Japan ignores protests to resume nuclear power

Japan’s energy firms say they fear they will not be able to provide sufficient
energy to meet demand in Japan’s notoriously hot summer months.

Kazuhiko Shimokobe, the new chairman of Tokyo Electric Power Co., the operator
of the Fukushima plant, said on Thursday that the company should be
permitted to restart its undamaged plants as a “building block” in
the company’s efforts to rebuild its business.

An estimated 40,000 people protested against the planned restart of the Oi
reactor outside the official residence of Yoshihiko Noda, the prime
minister, on June 22 and organisers expect an even larger crowd for another
rally on Friday.

The biggest concern, they say, is that new tests indicate that the Oi reactors
sit atop active seismic faults that have only just been identified.

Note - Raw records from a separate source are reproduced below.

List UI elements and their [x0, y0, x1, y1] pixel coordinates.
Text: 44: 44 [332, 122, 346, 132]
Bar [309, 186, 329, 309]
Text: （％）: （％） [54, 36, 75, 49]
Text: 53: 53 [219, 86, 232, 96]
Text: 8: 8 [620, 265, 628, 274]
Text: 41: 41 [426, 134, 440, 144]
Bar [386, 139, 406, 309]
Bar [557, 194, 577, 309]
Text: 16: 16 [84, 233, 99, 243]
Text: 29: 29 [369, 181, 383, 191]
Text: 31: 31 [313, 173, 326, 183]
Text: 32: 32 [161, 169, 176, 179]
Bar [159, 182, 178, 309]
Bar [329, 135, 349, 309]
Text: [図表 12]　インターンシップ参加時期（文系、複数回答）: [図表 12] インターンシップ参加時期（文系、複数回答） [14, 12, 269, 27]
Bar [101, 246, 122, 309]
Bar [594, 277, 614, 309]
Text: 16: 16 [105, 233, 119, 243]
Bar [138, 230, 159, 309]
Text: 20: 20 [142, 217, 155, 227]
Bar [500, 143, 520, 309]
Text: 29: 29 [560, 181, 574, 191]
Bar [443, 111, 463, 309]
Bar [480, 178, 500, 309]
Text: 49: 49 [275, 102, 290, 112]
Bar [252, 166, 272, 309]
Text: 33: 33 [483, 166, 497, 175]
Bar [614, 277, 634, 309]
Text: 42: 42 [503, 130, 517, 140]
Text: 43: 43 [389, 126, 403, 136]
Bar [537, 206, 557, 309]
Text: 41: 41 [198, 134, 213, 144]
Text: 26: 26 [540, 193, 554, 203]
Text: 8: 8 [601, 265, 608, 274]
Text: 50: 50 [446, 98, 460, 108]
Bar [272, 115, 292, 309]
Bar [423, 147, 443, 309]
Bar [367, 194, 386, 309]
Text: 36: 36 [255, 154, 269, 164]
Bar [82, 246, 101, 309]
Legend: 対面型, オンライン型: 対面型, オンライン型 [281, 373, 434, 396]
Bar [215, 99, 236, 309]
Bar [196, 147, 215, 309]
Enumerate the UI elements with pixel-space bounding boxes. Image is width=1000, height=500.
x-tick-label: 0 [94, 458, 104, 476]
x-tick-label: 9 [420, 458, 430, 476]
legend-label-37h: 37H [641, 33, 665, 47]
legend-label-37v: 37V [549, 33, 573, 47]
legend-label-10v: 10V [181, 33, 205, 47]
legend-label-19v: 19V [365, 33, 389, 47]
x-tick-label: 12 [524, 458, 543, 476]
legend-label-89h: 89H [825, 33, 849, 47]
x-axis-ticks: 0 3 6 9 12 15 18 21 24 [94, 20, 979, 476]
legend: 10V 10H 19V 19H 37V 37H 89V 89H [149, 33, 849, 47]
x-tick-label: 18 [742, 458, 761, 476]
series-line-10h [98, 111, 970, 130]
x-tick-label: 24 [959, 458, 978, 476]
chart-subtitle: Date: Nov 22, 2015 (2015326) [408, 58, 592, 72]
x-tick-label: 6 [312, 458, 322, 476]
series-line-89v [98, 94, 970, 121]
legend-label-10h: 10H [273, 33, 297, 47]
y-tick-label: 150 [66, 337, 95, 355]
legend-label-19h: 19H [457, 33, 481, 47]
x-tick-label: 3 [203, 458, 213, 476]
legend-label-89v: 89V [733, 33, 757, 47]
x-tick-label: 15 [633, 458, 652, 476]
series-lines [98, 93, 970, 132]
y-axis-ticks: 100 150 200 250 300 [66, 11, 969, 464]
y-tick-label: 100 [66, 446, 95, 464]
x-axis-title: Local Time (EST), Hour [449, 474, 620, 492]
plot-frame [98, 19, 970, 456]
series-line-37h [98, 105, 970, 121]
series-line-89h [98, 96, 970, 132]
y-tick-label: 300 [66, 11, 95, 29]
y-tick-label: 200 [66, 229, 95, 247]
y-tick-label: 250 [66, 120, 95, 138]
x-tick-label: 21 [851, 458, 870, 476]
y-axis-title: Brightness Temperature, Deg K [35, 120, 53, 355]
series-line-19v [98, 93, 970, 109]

“It’s crazy to restart Oi before we have made sure that it is absolutely safe
to do so,” Aileen Mioko Smith, executive director of Green Action, told The
Daily Telegraph.

Mitsuhisa Watanabe, a professor of tectonic geomorphology at Tokyo University,
carried out an inspection of the plant on Wednesday and has identified three
locations where test equipment should be set up, Smith said. Those tests
would take around three weeks.

Politicians at the national and local level support calls for the tests to go
ahead before the reactor is returned to service, she said, but the
government is refusing to heed their warnings.

She also claimed that design drawings from the 1980s confirmed the presence of
the active fault line beneath the Oi plant but were “suppressed” in recent
government hearings on restarting the reactor.